Every person’s credit score is generated from an algorithm using the information in your credit report. It consists of payment history, amount of debt owed, length of credit history, types of credit used, and the pursuit of new credit. Scores range from 300 to 850. Lenders use your 3-digit credit score to determine if they will approve you for a mortgage. The higher the score, the better, because this indicates that you are less of a risk!

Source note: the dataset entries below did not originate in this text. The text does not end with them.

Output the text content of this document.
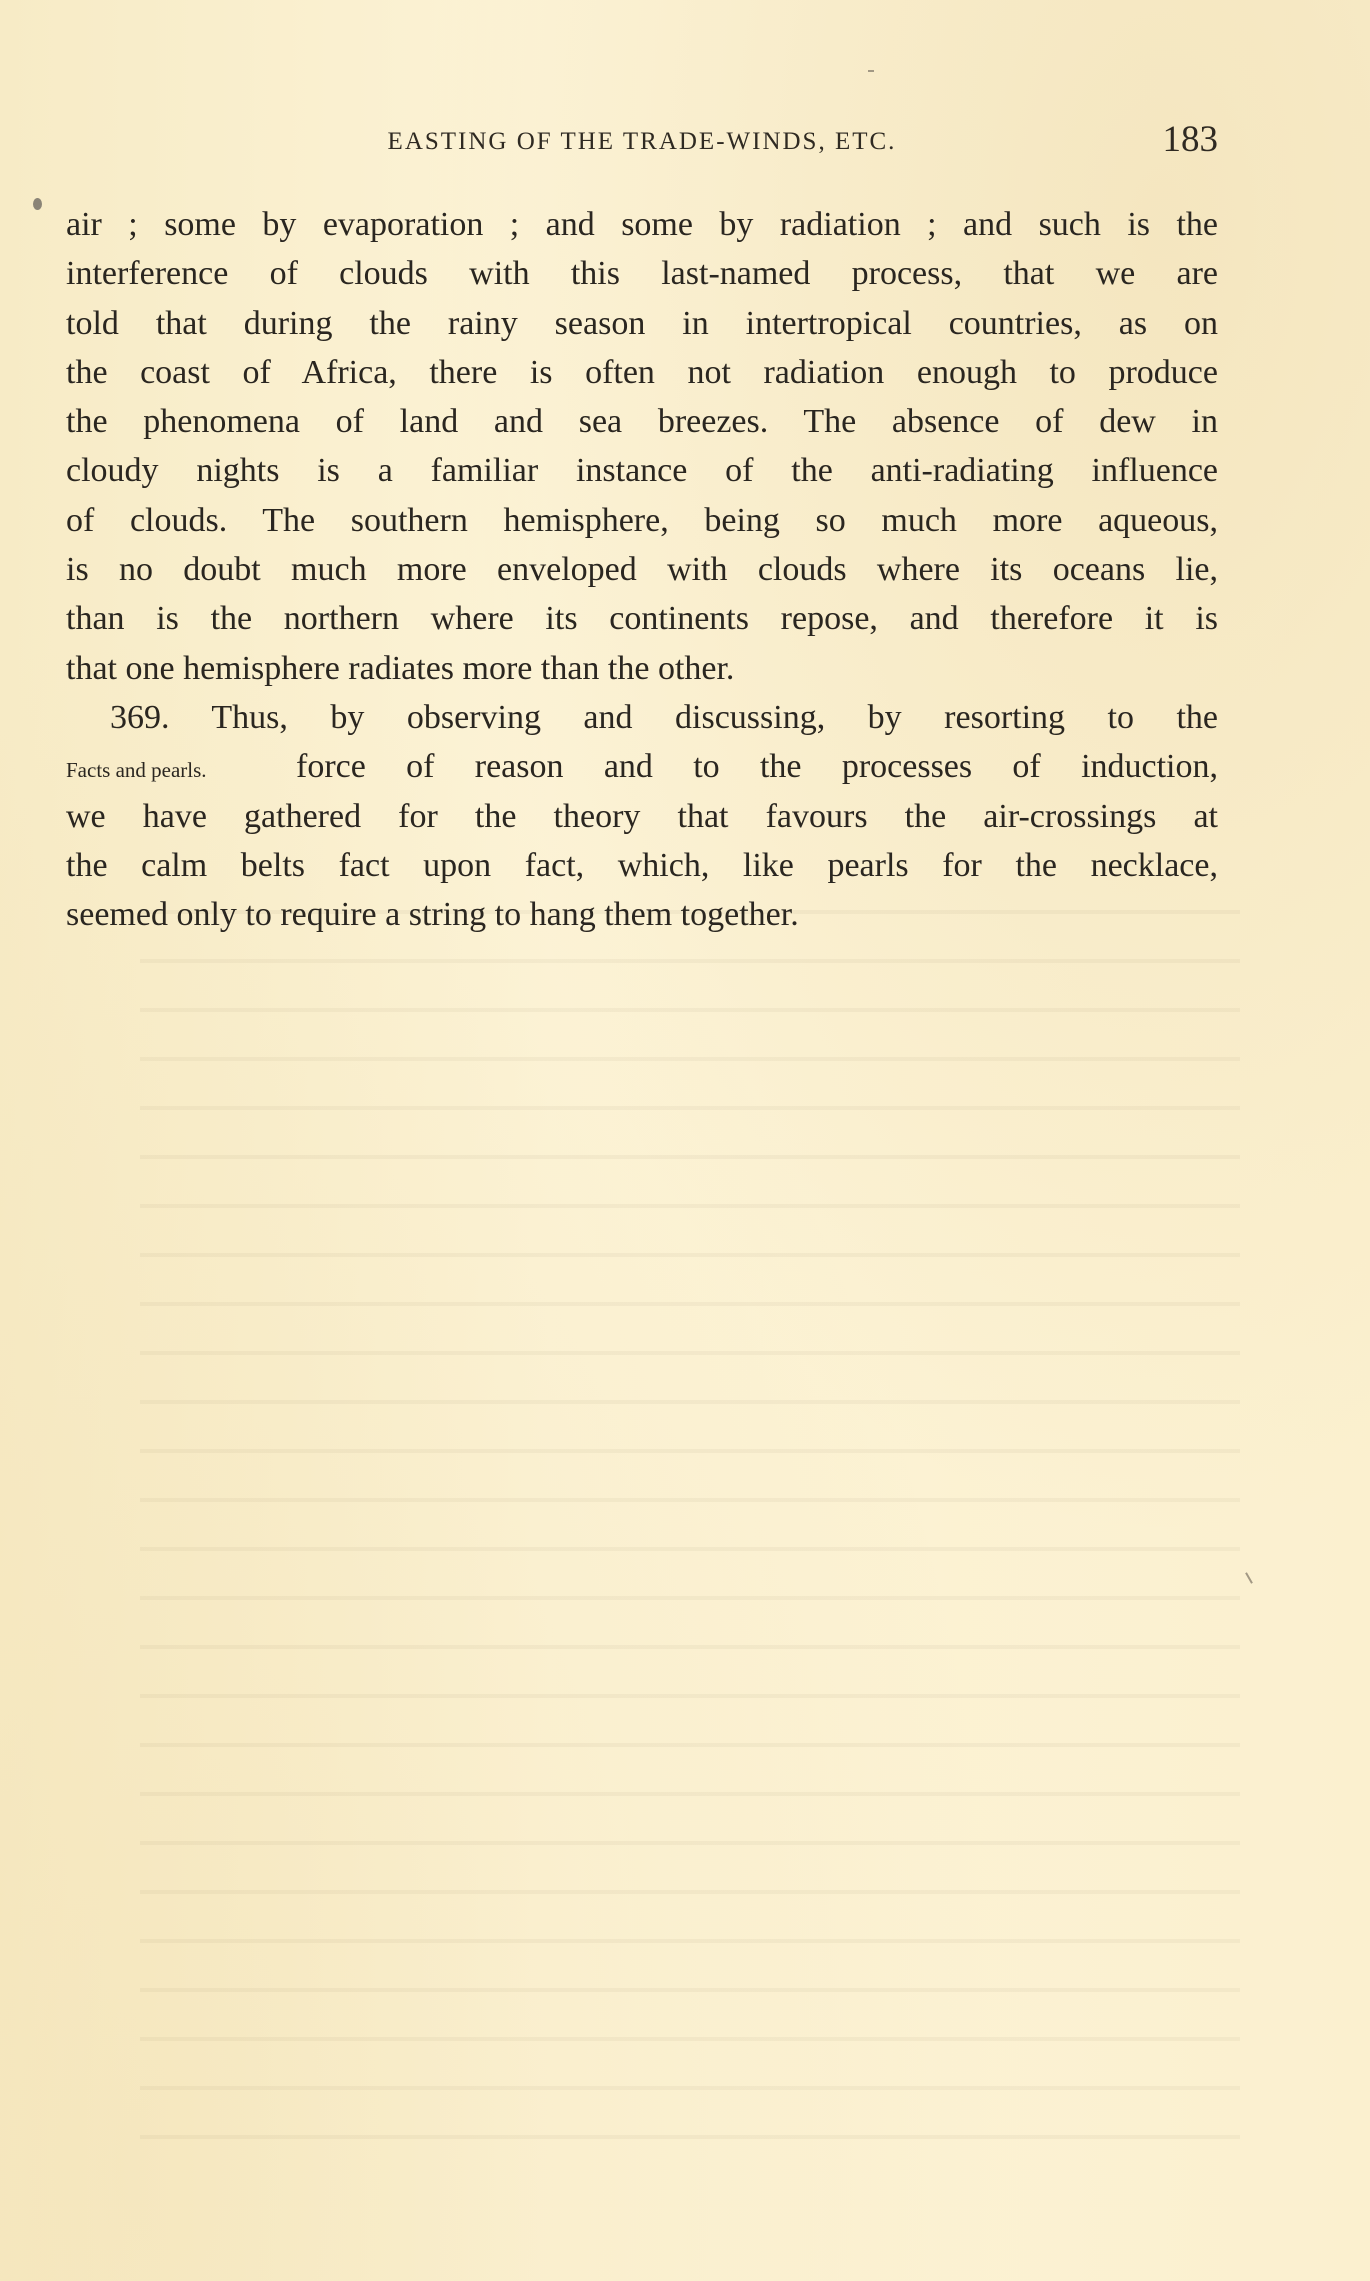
EASTING OF THE TRADE-WINDS, ETC.	183
air ; some by evaporation ; and some by radiation ; and such is the
interference of clouds with this last-named process, that we are
told that during the rainy season in intertropical countries, as on
the coast of Africa, there is often not radiation enough to produce
the phenomena of land and sea breezes. The absence of dew in
cloudy nights is a familiar instance of the anti-radiating influence
of clouds. The southern hemisphere, being so much more aqueous,
is no doubt much more enveloped with clouds where its oceans lie,
than is the northern where its continents repose, and therefore it is
that one hemisphere radiates more than the other.
369. Thus, by observing and discussing, by resorting to the
Facts and pearls.	force of reason and to the processes of induction,
we have gathered for the theory that favours the air-crossings at
the calm belts fact upon fact, which, like pearls for the necklace,
seemed only to require a string to hang them together.
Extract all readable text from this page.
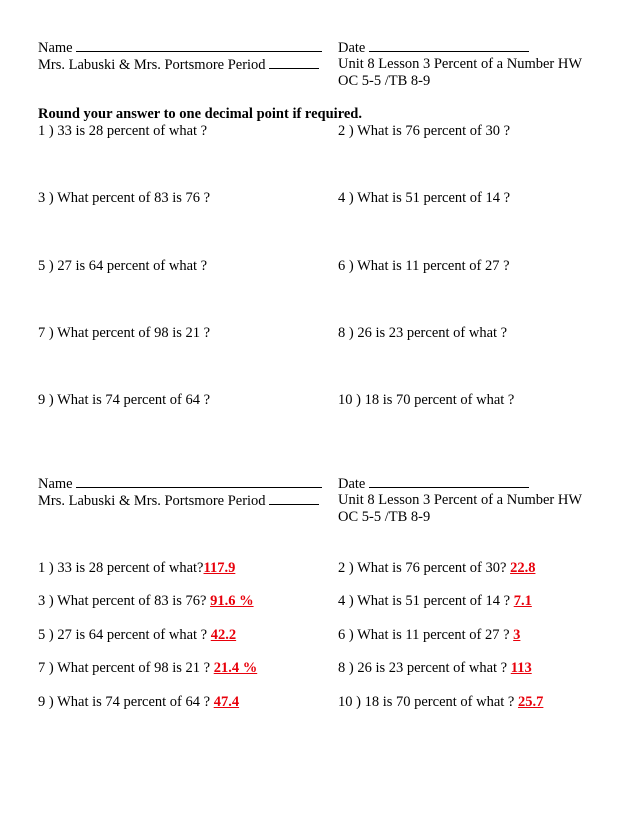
Name	Date
Mrs. Labuski & Mrs. Portsmore Period	Unit 8 Lesson 3 Percent of a Number HW
OC 5-5 /TB 8-9
Round your answer to one decimal point if required.
1 ) 33 is 28 percent of what ?	2 ) What is 76 percent of 30 ?
3 ) What percent of 83 is 76 ?	4 ) What is 51 percent of 14 ?
5 ) 27 is 64 percent of what ?	6 ) What is 11 percent of 27 ?
7 ) What percent of 98 is 21 ?	8 ) 26 is 23 percent of what ?
9 ) What is 74 percent of 64 ?	10 ) 18 is 70 percent of what ?
Name	Date
Mrs. Labuski & Mrs. Portsmore Period	Unit 8 Lesson 3 Percent of a Number HW
OC 5-5 /TB 8-9
1 ) 33 is 28 percent of what?117.9	2 ) What is 76 percent of 30? 22.8
3 ) What percent of 83 is 76? 91.6 %	4 ) What is 51 percent of 14 ? 7.1
5 ) 27 is 64 percent of what ? 42.2	6 ) What is 11 percent of 27 ? 3
7 ) What percent of 98 is 21 ? 21.4 %	8 ) 26 is 23 percent of what ? 113
9 ) What is 74 percent of 64 ? 47.4	10 ) 18 is 70 percent of what ? 25.7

You can get a free annual credit report pretty quickly online, and checking it every year will enable you to better your score over time. Some methods to get you started:

  • Try secured credit cards: just like a traditional credit card, you use this to make daily purchases and can incur interest. This type of credit-building card is backed by a deposit. When you close the account, you get the deposit back.
  • Get a credit-building loan: offered by most financial institutions, this is a low-risk loan that places the money you borrow into a savings account. You will not be able to access the funds until you pay back the loan in full. At the end of the term, the bank or credit union will send a positive report to credit bureaus.
  • Get a co-signer on a credit card or loan: this only works if the co-signer already has excellent credit. But in the event of a payment lapse, remember that your co-signer must step in and fulfill any financial obligations.
  • Get an authorized user status on another person’s account: you will get your own credit card and will be able to make purchases and payments. Make sure that the main account holder is responsible for making payments on time or your credit score will be at risk.

Whether you’re just building new credit for the first time or you’re trying to rebuild a low score, positive financial habits will increase your credit. Do your best to make the minimum payments on time, keep balances low, and only apply for new credit when you really need it.